Estou saindo direto das páginas do livro “A Vida Invisível de Eurídice Gusmão”, da escritora Martha Batalha, para o toctoctoctoc do teclado do meu computador. Eu poderia dizer que foi uma leitura fascinante. A escritora Martha Batalha domina o ofício da escrita como ninguém e é dona de um estilo único. Mais do que isso, sua escrita é musical, dando-nos aquela sensação de quase vertigem.

“A música deve ser administrada na dose certa, pois uma vida sem melodias carece de sentido, e uma vida com muitas melodias pode resvalar em excessos. Artistas são pessoas de vida irregular e moral ambígua, artistas são os outros.” (pág. 64)

O livro virou filme, mas eu ainda não assisti. Melhor assim. Posso assistir ao filme agora com mais tranquilidade, já que terminei o livro. Para que vocês tenham uma ideia, esse romance já foi vendido para várias editoras estrangeiras. Ele já chegou ao Brasil com o selo de qualidade internacional.

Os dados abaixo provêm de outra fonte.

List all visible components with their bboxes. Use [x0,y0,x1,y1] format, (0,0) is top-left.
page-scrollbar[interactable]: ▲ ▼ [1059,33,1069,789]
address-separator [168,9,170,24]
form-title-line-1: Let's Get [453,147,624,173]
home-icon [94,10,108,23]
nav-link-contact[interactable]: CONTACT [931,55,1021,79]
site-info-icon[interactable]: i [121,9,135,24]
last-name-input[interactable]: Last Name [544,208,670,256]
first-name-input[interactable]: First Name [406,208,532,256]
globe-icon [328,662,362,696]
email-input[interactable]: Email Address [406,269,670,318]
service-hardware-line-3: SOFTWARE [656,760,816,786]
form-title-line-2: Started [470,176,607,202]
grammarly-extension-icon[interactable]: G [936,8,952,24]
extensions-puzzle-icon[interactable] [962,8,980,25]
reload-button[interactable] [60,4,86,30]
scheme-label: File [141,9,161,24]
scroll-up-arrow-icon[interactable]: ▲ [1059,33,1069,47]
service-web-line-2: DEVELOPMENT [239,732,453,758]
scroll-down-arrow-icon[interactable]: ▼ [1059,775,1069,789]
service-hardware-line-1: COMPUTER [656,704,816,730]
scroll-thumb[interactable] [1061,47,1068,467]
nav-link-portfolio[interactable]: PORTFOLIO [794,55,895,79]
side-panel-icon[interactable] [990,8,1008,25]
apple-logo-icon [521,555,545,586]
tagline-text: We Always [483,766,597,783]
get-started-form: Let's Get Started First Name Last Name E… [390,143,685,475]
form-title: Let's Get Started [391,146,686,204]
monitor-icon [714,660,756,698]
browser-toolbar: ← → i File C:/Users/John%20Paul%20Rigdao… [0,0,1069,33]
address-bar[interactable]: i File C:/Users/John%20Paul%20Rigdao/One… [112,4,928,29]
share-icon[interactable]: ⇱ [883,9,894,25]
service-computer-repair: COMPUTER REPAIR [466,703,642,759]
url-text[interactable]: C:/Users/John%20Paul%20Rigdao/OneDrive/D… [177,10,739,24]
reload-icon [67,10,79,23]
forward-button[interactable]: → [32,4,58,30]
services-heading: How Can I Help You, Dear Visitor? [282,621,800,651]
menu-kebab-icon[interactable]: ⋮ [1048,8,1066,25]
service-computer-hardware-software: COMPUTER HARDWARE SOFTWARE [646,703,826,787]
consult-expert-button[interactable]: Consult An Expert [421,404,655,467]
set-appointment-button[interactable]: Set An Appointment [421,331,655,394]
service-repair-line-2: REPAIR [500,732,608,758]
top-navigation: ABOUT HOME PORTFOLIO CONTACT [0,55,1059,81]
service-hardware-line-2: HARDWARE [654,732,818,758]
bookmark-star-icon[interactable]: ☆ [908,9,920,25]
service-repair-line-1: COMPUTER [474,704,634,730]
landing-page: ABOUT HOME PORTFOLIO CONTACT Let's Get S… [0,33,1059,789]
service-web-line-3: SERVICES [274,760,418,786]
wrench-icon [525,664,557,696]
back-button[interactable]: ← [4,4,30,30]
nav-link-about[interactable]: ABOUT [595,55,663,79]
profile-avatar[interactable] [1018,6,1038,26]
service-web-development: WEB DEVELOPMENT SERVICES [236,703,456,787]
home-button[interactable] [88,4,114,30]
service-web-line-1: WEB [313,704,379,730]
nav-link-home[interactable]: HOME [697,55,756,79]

A obra de Martha Batalha, publicada em 2016, conta a história de Eurídice Gusmão e de sua irmã, Guida Gusmão. Essas duas irmãs optam por caminhos diferentes, alguns por más escolhas (Guida), outros pela falta de controle sobre a própria vida (Eurídice). Somos vítimas de nossas escolhas tanto para o bem quanto para o mal. Vamos falar delas mais adiante. Mas uma outra coisa que me chamou a atenção é que os personagens secundários na sua grande maioria são mulheres.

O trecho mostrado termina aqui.